Core Viewpoint - The research published by Professor Yang Chonglin's team from Yunnan University reveals that the mitochondria-associated condensates (MATO) formed by the RNA-binding protein LARP-1 through liquid-liquid phase separation (LLPS) play a crucial role in maintaining mitochondrial homeostasis and promoting lifespan extension [3][5]. Group 1 - The study demonstrates that MATO mediates the local synthesis of proteins necessary for maintaining mitochondrial structure and function [5]. - In Caenorhabditis elegans, LARP-1 coordinates the translation mechanism and the fusion of various RNA-binding proteins to form MATO, which is dependent on the mitochondrial outer membrane complex transport enzyme [5]. - A deficiency in LARP-1 significantly reduces mitochondrial protein levels, disrupts the organization of mitochondrial cristae, and affects ATP production [5]. Group 2 - The research identifies that the synthesis of MICOS subunit IMMT-1 (MIC60) and ATP synthase β subunit ATP-2, which are critical for mitochondrial cristae organization, is decreased in LARP-1 deficient worms [5]. - During aging and starvation, LARP-1 MATO dissociates from the mitochondria; however, its persistent presence in mitochondria can protect mitochondrial health and greatly extend lifespan [5][7].

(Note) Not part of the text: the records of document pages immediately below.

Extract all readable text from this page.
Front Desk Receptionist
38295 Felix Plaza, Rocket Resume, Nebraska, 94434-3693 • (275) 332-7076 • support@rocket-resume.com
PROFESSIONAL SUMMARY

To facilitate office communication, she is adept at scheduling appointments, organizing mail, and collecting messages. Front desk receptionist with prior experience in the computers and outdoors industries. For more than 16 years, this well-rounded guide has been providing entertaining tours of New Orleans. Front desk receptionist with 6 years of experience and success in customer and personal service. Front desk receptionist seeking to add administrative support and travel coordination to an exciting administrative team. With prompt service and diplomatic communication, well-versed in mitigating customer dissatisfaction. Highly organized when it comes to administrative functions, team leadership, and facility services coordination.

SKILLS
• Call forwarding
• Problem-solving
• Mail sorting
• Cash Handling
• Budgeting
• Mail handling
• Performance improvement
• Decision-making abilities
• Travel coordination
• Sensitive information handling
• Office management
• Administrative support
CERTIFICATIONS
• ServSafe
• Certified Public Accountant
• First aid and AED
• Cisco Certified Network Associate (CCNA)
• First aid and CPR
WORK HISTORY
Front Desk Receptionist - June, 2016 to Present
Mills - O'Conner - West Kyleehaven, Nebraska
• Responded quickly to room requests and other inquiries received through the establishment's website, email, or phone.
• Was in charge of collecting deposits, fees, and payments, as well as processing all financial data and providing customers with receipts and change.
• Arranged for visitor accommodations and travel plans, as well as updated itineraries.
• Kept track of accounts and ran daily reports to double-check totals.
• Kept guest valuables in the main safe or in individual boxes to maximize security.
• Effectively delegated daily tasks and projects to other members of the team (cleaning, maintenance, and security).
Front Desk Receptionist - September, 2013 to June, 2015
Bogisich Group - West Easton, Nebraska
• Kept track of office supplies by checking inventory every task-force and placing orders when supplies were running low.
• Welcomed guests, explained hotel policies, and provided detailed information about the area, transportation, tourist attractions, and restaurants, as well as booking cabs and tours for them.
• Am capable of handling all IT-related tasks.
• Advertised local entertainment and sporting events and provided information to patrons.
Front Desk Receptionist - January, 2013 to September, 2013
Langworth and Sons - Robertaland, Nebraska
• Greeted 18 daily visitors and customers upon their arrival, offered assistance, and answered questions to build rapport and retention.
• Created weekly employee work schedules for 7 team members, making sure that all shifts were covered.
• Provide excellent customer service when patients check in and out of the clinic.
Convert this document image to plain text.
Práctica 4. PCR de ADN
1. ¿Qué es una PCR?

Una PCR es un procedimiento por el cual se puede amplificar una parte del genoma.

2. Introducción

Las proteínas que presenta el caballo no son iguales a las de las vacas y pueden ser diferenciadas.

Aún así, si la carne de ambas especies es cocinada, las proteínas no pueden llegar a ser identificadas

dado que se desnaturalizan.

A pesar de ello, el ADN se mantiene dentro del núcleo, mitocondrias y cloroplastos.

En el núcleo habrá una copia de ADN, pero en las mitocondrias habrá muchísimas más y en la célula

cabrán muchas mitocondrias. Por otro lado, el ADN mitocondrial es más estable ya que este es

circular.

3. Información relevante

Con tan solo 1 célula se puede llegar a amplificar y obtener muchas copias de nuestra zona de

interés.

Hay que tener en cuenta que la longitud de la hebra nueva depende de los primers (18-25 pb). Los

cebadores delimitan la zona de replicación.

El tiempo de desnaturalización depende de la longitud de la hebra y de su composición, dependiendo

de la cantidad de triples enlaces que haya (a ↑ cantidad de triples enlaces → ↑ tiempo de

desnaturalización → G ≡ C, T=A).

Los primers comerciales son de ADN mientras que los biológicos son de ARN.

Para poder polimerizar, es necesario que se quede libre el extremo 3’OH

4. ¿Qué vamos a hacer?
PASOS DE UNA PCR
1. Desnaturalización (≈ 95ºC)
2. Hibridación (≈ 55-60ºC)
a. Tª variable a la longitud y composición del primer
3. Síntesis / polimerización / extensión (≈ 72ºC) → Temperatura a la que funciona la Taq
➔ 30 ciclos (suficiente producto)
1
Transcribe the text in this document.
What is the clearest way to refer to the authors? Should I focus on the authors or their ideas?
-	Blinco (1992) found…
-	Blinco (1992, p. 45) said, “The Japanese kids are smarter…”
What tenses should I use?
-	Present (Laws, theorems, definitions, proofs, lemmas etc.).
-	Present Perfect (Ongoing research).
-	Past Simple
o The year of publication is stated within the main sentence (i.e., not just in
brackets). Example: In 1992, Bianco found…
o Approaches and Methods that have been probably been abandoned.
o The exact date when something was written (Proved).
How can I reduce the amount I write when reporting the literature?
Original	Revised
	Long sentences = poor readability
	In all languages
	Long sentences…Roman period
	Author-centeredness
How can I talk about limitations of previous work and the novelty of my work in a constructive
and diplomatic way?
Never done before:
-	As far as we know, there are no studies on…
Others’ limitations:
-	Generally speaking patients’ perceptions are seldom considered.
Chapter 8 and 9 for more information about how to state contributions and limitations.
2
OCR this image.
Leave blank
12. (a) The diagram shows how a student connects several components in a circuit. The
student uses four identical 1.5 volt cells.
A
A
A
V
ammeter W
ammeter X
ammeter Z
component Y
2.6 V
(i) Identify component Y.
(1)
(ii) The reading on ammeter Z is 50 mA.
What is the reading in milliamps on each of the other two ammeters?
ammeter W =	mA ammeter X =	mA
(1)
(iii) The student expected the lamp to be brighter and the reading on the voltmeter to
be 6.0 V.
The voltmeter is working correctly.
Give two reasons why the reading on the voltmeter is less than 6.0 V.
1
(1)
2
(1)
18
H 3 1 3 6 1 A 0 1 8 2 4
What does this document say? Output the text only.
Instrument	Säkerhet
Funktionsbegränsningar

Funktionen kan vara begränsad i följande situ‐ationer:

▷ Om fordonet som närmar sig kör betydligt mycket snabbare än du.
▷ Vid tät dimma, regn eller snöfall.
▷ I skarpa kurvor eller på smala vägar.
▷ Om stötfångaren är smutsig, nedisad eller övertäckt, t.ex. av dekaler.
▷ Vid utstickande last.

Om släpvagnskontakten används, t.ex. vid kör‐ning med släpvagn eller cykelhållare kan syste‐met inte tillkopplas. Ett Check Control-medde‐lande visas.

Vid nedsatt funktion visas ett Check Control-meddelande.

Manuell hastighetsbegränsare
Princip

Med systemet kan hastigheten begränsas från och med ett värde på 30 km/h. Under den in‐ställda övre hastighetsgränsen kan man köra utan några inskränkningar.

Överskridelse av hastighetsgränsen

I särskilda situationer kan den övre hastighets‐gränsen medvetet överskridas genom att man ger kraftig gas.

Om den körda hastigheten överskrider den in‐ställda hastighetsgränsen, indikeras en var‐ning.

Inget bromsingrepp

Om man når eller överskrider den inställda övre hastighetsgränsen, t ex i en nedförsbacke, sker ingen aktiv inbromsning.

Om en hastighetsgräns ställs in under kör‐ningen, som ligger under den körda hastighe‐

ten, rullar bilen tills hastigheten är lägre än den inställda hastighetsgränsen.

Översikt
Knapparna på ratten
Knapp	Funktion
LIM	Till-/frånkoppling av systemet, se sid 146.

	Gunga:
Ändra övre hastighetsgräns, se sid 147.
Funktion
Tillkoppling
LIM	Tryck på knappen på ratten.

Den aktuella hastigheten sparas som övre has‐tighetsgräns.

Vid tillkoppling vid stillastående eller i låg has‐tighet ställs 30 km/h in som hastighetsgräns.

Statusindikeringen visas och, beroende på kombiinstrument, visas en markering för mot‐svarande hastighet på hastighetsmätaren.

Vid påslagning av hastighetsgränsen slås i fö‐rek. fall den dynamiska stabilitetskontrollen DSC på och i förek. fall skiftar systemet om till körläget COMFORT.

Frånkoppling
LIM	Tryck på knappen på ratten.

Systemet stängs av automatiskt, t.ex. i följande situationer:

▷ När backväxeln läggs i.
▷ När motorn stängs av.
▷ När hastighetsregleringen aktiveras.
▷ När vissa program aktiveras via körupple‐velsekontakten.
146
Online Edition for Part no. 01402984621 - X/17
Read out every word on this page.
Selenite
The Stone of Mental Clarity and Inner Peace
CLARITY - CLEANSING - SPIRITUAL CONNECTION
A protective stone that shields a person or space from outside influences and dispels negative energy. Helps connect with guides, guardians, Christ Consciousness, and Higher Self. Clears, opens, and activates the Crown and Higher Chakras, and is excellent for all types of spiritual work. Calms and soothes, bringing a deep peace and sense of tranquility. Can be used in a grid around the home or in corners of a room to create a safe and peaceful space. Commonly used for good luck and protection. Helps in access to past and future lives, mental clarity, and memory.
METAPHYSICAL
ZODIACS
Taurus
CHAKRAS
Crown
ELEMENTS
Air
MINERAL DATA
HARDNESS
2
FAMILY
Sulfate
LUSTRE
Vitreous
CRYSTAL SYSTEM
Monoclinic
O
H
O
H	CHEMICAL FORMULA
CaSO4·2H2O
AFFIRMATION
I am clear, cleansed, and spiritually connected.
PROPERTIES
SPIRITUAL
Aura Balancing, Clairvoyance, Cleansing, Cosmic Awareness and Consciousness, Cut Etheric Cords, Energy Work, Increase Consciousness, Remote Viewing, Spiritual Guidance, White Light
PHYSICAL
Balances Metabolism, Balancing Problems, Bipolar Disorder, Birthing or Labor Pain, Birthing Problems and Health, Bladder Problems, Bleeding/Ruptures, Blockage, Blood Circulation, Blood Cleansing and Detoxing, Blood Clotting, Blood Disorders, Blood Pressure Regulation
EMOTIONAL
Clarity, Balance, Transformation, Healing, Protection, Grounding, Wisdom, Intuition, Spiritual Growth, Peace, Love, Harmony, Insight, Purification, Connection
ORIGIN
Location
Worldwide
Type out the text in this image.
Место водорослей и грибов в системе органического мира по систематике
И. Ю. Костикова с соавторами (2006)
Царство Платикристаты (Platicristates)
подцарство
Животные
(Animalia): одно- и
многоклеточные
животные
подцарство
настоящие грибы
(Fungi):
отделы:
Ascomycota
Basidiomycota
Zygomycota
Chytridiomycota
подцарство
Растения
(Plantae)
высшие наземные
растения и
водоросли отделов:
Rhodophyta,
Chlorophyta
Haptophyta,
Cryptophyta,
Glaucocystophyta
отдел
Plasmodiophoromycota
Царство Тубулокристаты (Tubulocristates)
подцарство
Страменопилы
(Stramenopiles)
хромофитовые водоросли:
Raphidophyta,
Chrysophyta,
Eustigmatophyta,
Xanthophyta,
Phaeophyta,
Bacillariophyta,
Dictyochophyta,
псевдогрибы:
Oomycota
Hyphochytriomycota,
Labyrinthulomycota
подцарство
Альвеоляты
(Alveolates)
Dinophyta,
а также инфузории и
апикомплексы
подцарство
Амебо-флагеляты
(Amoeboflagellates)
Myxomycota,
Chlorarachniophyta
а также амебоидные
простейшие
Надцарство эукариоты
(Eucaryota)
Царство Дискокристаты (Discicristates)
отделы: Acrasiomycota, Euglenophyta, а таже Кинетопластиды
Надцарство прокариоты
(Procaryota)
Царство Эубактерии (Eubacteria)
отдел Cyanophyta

Core Viewpoint - The article discusses the development of a nanomedicine (EM-eNM) that engages energy metabolism to maintain mitochondrial homeostasis, alleviate cellular aging, and reverse age-related diseases [4][10]. Group 1: Research Background - Mesenchymal stem cells (MSC) play a crucial role in maintaining balance and promoting tissue repair, but aging impairs their function and regenerative capacity, leading to age-related diseases like osteoporosis [2]. - Mitochondrial dysfunction is a significant feature of aging MSC, characterized by mitochondrial homeostasis disruption, including impaired mitophagy and accumulation of dysfunctional mitochondria [2][9]. Group 2: Nanomedicine Development - The research team developed EM-eNM based on the structure and function of ATP synthase, a key enzyme in energy generation, to restore vitality in aging MSC and prevent skeletal aging [7]. - EM-eNM can penetrate the mitochondria of aging bone marrow MSC, promoting mitochondrial fission, mitophagy, and glycolysis, thereby maintaining the stemness and pluripotency of BMMSC [9]. Group 3: Therapeutic Potential - Systemic administration of EM-eNM via tail vein injection selectively targets bone tissue, significantly reversing osteoporosis-related bone loss in aged mice while restoring the stemness and osteogenic potential of BMMSC in situ [9]. - The study highlights the potential of EM-eNM as a targeted therapy for alleviating cellular aging and age-related diseases [10].